«La notizia mi atterrisce, perché è evidente una invasività dello Stato nei confronti della vita delle persone e delle loro famiglie, quasi come se il diritto alla salute si trasformi in dovere alla salute. Il problema è proprio questo: lo Stato deve garantire il diritto alla salute, ma dietro queste campagne che si svolgono nei confronti dell’obesità l’attenzione è rivolta soprattutto ai costi per il servizio sanitario e nessuno guarda alla persona e alle sue vere motivazioni». Mario Pollo, professore di Pedagogia generale e sociale alla Lumsa di Roma, commenta in questa intervista l’iniziativa di un distretto scolastico di Long Island, New Jersey: per combattere l’obesità infantile il distretto scolastico di Bay Shore sta pensando di utilizzare dei braccialetti elettronici, simili a quelli per i detenuti in libertà vigilata che, messi ai polsi dei ragazzini, registrano numerosi dati relativi all’attività fisica del soggetto: si tratta di veri e propri mini computer che accumulano informazioni riguardo battiti cardiaci, calorie accumulate e distanze percorse, che poi gli insegnanti possono scaricare e analizzare. Le polemiche non sono naturalmente mancate, e molti genitori hanno accusato la scuola di aver preso questa iniziativa senza averli informati in precedenza.
Professore, ci stava parlando delle vere motivazioni che spesso risiedono dietro queste campagne contro l’obesità…
Sì, in questi casi combattere l’obesità significa praticamente ridurre i costi, in una battaglia in cui non è più dominante la persona ma semplicemente la logica economica. Inoltre le persone non sono libere di decidere come vivere, ma è importante capire che se il loro stile di vita li sta portando a una vita più breve, questo rientra nel dominio della loro responsabilità. Invece nel caso di bambini, non avendo loro la maturità per poter prendere questo tipo di scelte, è chiaro che spetta ai genitori e alle famiglie, per cui se si ritiene che la salute di questi bambini sia in pericolo, è necessario dialogare e discutere con i genitori per cercare di motivarli a fare in modo che agiscano per il bene dei loro figli, responsabilizzandoli e insegnando loro uno stile di vita migliore e più salutare.
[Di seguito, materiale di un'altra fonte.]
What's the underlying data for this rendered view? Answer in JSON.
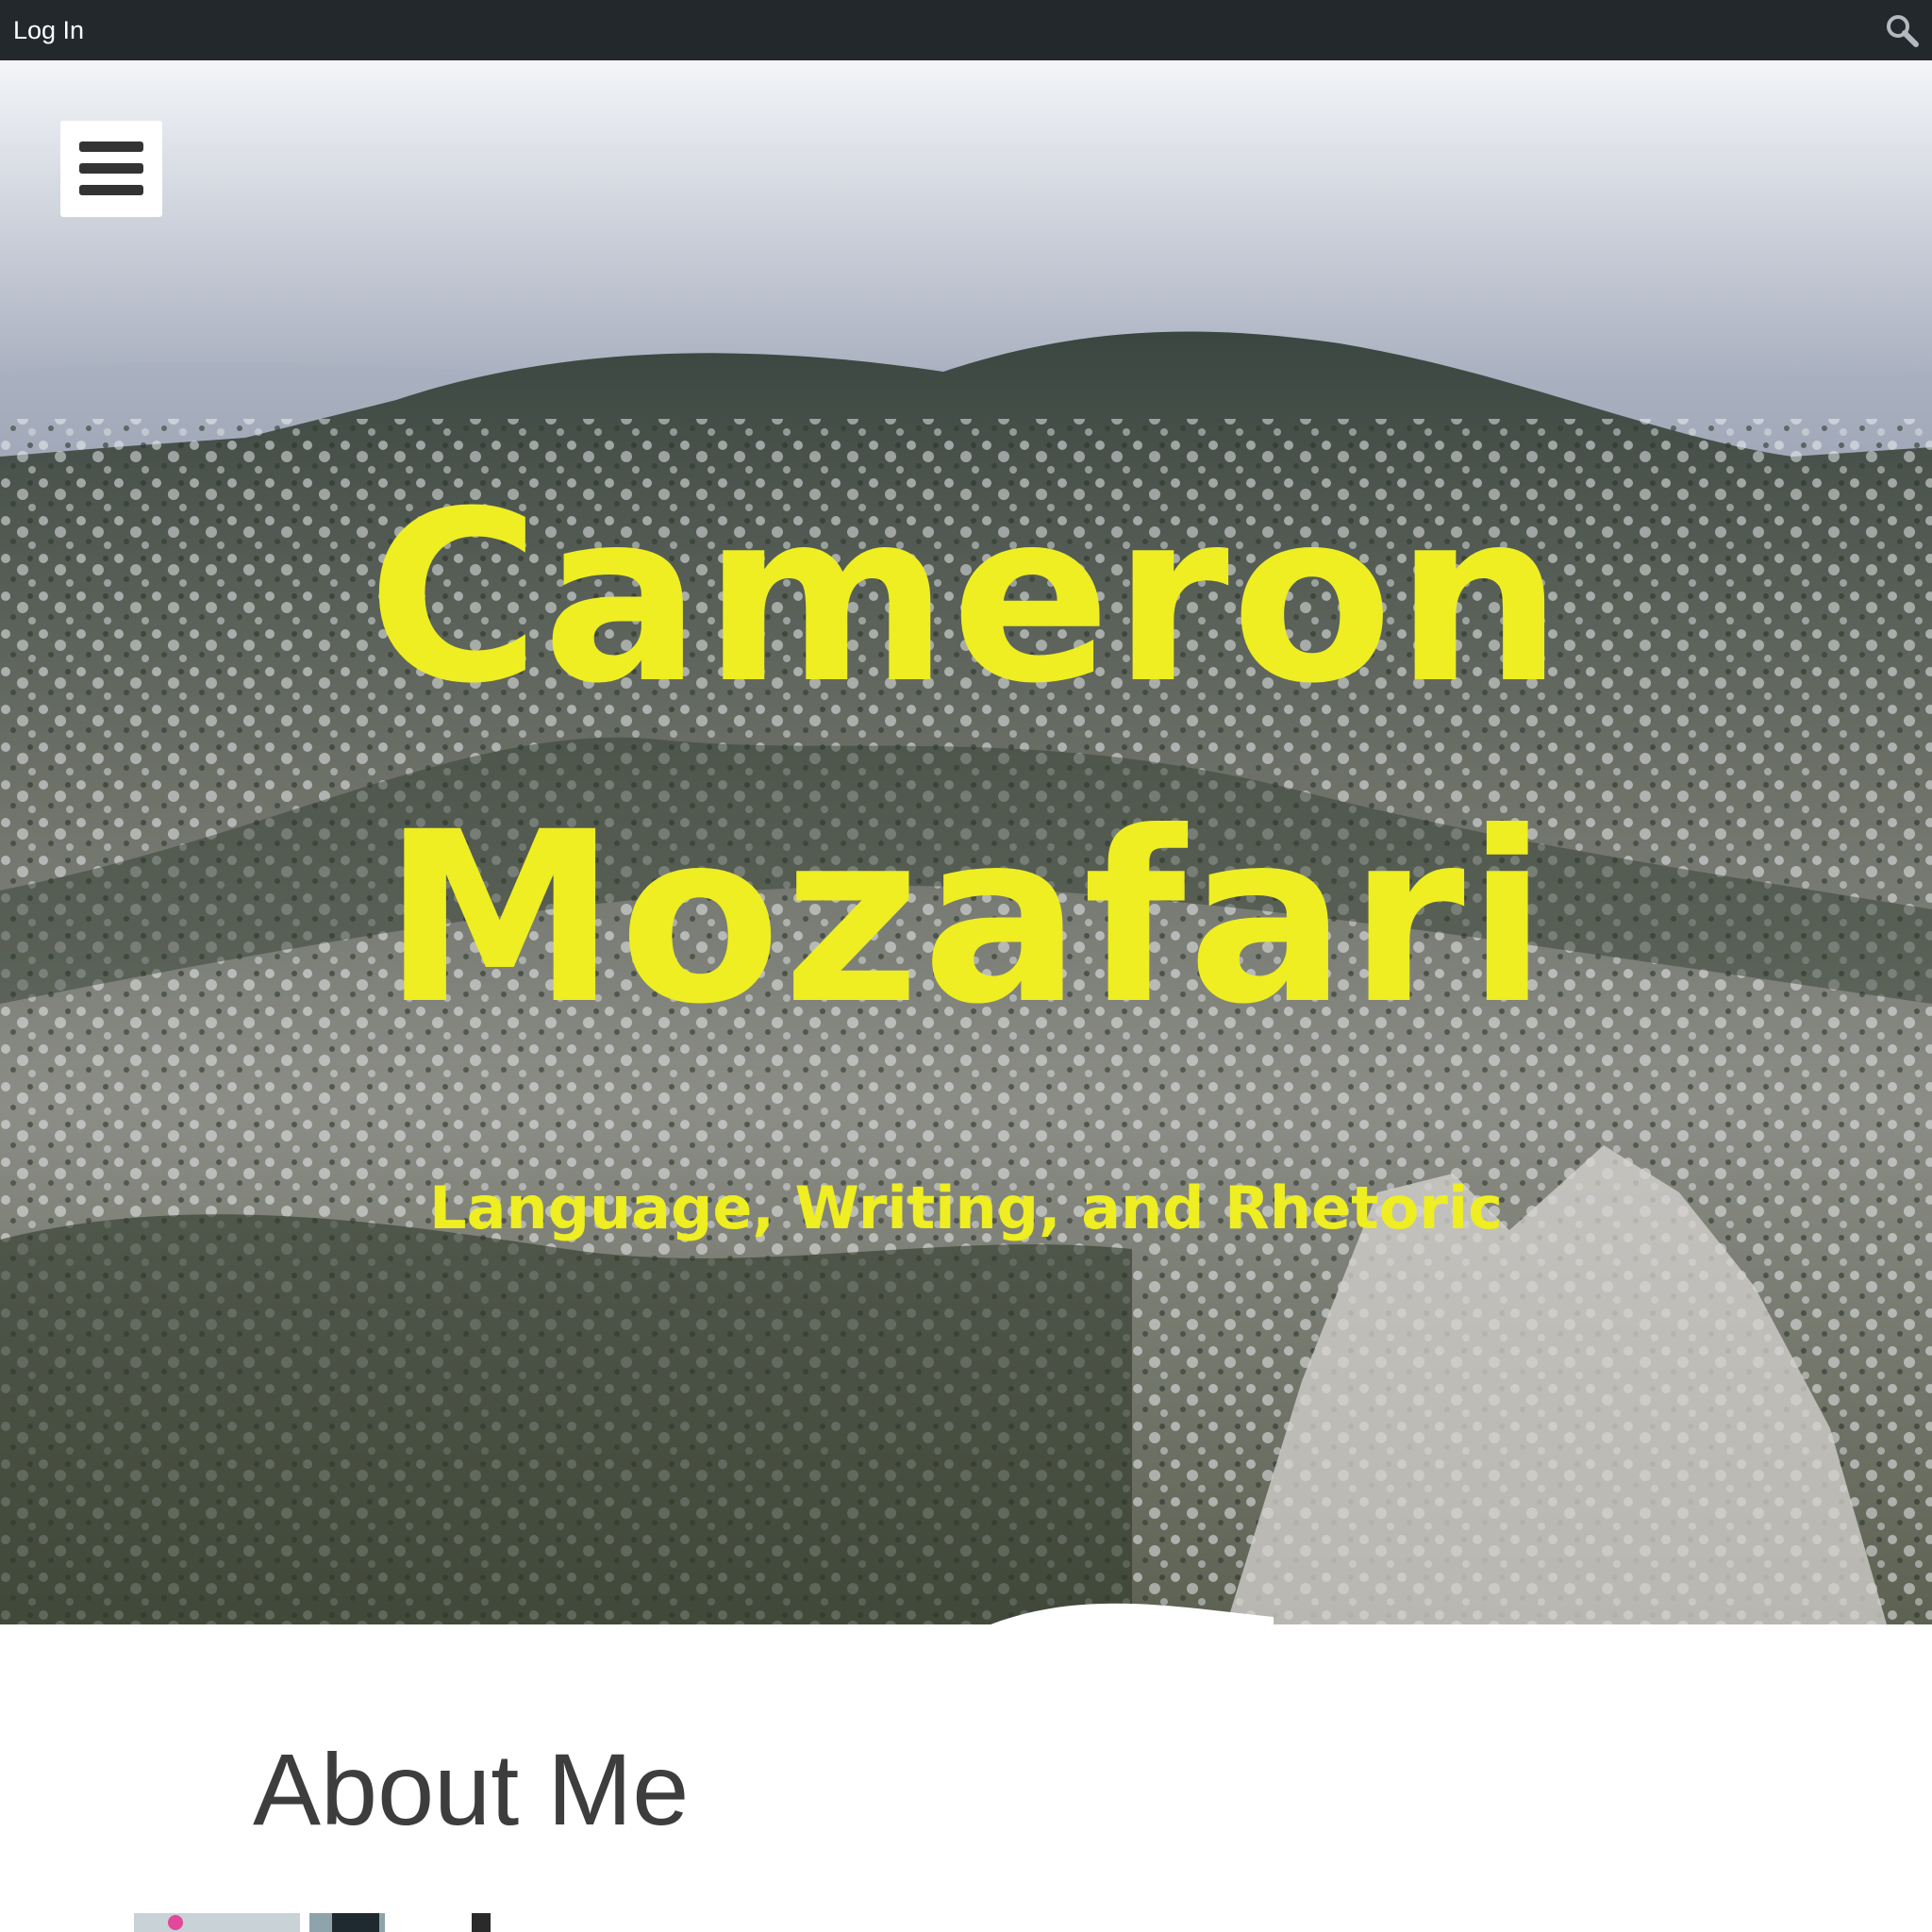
{
  "admin_bar": {
    "login_label": "Log In",
    "search_icon": "search-icon"
  },
  "hero": {
    "menu_icon": "hamburger-menu-icon",
    "title_line_1": "Cameron",
    "title_line_2": "Mozafari",
    "tagline": "Language, Writing, and Rhetoric",
    "title_color": "#eeee22"
  },
  "main": {
    "heading": "About Me"
  },
  "colors": {
    "admin_bar_bg": "#23282d",
    "heading_text": "#3d3d3d"
  }
}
Cos’è accaduto invece in questo caso?
Se la scuola scavalca la figura del genitore, allora sembra proprio una delegittimazione e una espropriazione del ruolo legittimo del padre e della madre. Andiamo quindi verso un modello dove le scelte in materia di vita, invece che essere frutto di un “negoziato sociale”, di un processo di persuasione che guardi ai vari mutamenti culturali di soggetti attivi e non passivi, sono imposte alle persone senza alcuna mediazione e livelli di partecipazione.
Secondo lei questo progetto, se non fosse stato coercitivo e se fosse stato pensato insieme ai genitori e agli stessi bambini, può esser considerato scientificamente valido?
La mia personale convinzione è che ormai sembra scientifico solo ciò che passa attraverso il passaggio stretto della misurazione numerica, cioè solo ciò che si traduce in indicatori e numeri, mentre le vie della conoscenza umana non passano solamente attraverso misure quantitative, ma anche per esempio attraverso modelli narrativi. Allora mi chiedo se un bambino non possa essere coinvolto, in un processo educativo forte, a fare più attività all’interno di uno schema dove le misure non sono permanenti e continue. Credo quindi che questo progetto possa avere anche una sua validità, ma personalmente ritengo che si tratti di un eccesso di misurazione, in un controllo sociale esasperato che di certo non può fare bene a un bambino.
Cosa pensa però dell’emergenza obesità infantile in America?
Certamente l’emergenza esiste, ma in questo caso, come spesso accade, si cura il sintomo e non la causa. E’ importante curare i bambini che sono diventati obesi ma il problema vero, prima ancora dei bracciali, è quello di sviluppare modelli culturali che per esempio riguardino l’alimentazione, il movimento e l’attività ludica dei bambini. Combattere le cause è possibile solo attraverso un’azione di cambiamento culturale molto più radicale.